'He who can, does. He who cannot, teaches,' said George Bernard Shaw. We all know the quote. It goes down just as well with teachers as this Oscar Wilde comment does with hacks: 'Journalism justifies its own existence by the great Darwinian principle of the survival of the vulgarest.'
A bold move, then, by the Teacher Training Agency to reference Shaw's condemnation of teaching in a new campaign which ends every execution with the strapline: 'Those who can, teach.'
The new campaign, executed by McCann-Erickson's Manchester office, has a spend of pounds 7 million and consists of a series of nine ads that aim to convey the professional benefits of teaching such as salaries, career advancement and training grants.
The new strategy is the brainchild of the TTA's new director of communications and marketing, Anna Campopiano. 'We want a stronger recruitment focused campaign,' she says.
Campopiano is looking to target the '45 percenters' - the group that might teach rather than the 50 per cent that never will or the 5 per cent that would teach regardless.
The work will be rolled out in the national and specialist press with online backup. The next stage will be cinema advertising starting on 22 December and TV spots six days later. Campopiano is hunting those looking for a change in career in the new year. Sue Little, managing director of McCanns' Manchester office, elaborates: 'In the past what was communicated was the worthiness of teaching as a profession. Now we are saying the mercenary side of your nature can also be catered for.'
Mercenary teachers? Greg Delaney, chairman of Delaney Lund Knox Warren, doesn't like the sound of that at all. 'It's very disappointing,' he says.

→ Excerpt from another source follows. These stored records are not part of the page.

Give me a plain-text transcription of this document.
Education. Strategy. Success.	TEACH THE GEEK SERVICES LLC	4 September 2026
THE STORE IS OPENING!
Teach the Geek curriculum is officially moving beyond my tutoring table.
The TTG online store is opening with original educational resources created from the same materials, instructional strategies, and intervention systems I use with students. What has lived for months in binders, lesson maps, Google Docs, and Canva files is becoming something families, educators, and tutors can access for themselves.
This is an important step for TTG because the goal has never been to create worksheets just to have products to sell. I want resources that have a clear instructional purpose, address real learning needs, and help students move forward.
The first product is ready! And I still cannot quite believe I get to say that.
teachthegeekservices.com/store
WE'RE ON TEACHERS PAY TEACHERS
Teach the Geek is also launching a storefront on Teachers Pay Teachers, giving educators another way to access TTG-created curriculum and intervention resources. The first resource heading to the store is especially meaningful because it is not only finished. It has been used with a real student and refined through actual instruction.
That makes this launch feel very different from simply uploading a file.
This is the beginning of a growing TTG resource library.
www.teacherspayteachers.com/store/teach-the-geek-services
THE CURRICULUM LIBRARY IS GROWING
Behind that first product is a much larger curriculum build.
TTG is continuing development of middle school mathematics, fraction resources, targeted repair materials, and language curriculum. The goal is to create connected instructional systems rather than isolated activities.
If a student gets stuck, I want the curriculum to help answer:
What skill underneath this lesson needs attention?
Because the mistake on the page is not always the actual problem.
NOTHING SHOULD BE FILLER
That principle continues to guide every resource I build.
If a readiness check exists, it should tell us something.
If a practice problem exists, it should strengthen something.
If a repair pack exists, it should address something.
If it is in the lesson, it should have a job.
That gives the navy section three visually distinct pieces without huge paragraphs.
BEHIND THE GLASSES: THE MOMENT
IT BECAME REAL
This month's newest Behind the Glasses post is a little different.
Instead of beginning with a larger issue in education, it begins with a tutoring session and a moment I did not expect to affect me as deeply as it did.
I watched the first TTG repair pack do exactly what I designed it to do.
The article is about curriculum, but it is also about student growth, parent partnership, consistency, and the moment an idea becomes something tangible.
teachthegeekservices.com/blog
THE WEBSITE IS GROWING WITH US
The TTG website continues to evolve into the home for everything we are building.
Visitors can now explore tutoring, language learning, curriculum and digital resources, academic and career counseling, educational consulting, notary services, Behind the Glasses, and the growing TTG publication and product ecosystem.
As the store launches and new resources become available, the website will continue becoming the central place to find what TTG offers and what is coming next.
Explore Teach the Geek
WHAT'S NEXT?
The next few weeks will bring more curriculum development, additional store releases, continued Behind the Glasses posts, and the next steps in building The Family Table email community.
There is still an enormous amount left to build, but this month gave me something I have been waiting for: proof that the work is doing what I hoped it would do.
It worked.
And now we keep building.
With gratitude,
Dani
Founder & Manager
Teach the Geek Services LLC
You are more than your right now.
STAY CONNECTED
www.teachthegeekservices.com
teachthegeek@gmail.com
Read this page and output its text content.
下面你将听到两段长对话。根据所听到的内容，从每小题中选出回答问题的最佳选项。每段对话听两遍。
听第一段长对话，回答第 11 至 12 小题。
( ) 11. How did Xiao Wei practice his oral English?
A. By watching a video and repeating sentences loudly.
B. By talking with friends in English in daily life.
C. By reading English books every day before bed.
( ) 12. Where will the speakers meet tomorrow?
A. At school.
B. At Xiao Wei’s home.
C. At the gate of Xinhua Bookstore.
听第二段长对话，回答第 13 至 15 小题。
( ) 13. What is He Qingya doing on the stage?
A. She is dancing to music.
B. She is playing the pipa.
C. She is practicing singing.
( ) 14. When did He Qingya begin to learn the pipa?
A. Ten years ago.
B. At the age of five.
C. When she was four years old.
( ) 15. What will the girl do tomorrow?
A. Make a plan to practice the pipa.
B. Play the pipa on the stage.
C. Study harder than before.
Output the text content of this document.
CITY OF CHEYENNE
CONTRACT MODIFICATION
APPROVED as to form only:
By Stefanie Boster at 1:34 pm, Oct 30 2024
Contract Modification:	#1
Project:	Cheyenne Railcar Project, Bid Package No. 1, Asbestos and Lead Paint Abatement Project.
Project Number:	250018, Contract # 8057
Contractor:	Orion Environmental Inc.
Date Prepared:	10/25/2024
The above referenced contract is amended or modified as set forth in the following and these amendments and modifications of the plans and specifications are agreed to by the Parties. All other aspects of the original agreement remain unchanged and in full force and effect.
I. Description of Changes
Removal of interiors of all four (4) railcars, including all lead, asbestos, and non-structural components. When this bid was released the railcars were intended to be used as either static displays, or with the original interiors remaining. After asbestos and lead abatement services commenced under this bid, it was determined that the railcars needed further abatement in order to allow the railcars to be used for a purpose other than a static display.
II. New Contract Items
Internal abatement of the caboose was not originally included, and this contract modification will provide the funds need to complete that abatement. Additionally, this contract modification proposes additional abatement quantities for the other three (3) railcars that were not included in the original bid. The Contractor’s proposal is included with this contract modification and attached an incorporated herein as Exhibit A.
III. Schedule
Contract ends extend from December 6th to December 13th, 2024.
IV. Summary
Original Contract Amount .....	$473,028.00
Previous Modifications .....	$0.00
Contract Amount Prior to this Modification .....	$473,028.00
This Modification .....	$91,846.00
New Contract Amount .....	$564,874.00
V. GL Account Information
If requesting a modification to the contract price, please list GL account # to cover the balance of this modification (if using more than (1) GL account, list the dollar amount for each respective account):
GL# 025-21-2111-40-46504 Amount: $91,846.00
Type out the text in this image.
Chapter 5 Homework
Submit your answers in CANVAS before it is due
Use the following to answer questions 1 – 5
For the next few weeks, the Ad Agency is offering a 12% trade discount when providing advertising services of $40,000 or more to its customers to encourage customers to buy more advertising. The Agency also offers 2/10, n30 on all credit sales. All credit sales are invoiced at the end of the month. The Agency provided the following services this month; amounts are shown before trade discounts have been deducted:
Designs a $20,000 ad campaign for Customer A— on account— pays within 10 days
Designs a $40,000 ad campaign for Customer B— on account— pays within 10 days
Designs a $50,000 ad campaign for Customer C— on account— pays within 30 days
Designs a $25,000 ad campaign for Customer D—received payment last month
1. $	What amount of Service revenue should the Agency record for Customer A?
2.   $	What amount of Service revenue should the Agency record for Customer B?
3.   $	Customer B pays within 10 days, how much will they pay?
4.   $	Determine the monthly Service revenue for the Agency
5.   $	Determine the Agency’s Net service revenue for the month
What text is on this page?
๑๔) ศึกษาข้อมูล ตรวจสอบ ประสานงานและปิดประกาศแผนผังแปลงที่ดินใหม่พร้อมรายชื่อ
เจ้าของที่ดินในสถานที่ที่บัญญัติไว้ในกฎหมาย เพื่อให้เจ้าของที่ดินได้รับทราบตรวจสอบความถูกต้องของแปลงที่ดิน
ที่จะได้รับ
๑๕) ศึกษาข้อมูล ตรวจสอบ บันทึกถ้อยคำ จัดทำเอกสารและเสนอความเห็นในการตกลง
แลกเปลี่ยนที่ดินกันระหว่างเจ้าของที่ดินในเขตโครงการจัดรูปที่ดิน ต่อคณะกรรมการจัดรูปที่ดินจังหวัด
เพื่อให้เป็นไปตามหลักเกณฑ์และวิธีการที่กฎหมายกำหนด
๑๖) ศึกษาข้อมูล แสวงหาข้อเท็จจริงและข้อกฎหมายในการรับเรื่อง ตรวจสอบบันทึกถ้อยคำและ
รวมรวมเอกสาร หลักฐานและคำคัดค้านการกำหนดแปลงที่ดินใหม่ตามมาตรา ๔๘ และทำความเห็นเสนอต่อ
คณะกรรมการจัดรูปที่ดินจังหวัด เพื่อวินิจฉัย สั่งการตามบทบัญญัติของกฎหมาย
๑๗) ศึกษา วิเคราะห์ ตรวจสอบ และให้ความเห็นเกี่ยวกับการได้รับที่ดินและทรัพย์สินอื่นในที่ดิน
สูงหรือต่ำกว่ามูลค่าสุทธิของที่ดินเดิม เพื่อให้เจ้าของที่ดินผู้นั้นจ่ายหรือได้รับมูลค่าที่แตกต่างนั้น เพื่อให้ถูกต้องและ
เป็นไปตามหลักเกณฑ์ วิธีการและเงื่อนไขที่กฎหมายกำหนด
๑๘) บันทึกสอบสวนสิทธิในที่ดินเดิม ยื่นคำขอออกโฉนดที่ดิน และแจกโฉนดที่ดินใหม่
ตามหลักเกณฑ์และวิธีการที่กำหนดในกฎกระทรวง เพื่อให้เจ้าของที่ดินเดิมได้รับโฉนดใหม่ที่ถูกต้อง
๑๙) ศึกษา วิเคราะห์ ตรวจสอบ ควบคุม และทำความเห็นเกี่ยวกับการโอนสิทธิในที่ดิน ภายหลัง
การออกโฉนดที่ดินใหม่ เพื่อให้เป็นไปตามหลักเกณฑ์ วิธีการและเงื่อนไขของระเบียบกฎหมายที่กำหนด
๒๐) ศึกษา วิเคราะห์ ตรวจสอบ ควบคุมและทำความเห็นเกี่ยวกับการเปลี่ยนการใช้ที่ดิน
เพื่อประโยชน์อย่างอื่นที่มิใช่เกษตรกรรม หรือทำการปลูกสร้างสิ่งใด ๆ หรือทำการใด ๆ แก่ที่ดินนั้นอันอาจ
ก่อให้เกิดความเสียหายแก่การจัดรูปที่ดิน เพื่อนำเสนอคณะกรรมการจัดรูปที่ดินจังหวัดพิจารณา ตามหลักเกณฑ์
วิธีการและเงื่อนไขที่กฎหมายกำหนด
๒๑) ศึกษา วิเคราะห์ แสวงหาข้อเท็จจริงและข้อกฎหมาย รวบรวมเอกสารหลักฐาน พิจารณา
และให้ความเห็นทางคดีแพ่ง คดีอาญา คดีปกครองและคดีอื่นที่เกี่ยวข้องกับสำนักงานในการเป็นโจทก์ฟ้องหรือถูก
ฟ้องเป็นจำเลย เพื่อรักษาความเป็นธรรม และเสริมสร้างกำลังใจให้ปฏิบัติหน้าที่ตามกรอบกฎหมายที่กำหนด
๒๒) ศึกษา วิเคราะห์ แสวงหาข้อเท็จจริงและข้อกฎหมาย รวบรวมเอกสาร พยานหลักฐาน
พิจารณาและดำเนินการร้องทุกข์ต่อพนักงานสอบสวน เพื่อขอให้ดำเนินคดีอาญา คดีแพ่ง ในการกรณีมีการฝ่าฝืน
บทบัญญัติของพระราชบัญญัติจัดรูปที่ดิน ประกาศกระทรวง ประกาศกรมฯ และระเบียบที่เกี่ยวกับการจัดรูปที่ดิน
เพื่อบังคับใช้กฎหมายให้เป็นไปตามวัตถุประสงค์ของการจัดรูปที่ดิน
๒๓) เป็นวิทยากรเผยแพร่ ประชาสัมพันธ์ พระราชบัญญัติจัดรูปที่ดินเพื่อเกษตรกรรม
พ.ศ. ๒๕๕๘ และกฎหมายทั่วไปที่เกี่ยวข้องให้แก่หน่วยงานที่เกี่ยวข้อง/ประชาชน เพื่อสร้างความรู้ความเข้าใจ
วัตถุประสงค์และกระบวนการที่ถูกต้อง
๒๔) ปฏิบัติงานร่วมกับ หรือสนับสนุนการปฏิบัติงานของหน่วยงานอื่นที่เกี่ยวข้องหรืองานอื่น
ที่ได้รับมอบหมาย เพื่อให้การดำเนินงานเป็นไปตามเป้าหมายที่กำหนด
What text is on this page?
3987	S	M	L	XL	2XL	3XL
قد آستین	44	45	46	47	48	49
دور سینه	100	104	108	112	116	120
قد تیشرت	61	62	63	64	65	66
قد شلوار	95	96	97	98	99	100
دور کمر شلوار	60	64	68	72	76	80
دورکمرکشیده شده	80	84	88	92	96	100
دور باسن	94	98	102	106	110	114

Delaney Lund produced the TTA's previous campaign, the award-winning 'No one forgets a good teacher' series, which included prominent figures such as Tony Blair reminiscing about their favourite educators. 'It was unarguable. Teachers themselves were proud of it. What they are suggesting now simply isn't true.'
Delaney accuses McCanns' campaign of lacking emotional engagement and having, as a result, a cold approach. He continues: 'To sell teaching as a litany of different skill sets is wrong. Teaching isn't a career decision about money and status - it's about the difference you can make.'
Delaney says his agency's refusal to stray from its emotional stance was the reason it lost the account: 'We didn't waver and I'm proud of that. They didn't understand the necessity for emotional connection in recruitment.'
Campopiano counters: 'McCann showed a better understanding of the brief and the direction in which we were taking it.'
Gary Duckworth, chairman of Duckworth Finn Grubb Waters, evaluates the two efforts: ''Those who can' seems to be built on the idea that people have something within themselves and that teaching can liberate it. The previous campaign was charming and true, I'm not sure it was so motivating.'
So who's got the right approach? Campopiano says that since McCanns took over in May, enquires have doubled. But this campaign tackles the real test - turning these enquiries into teachers.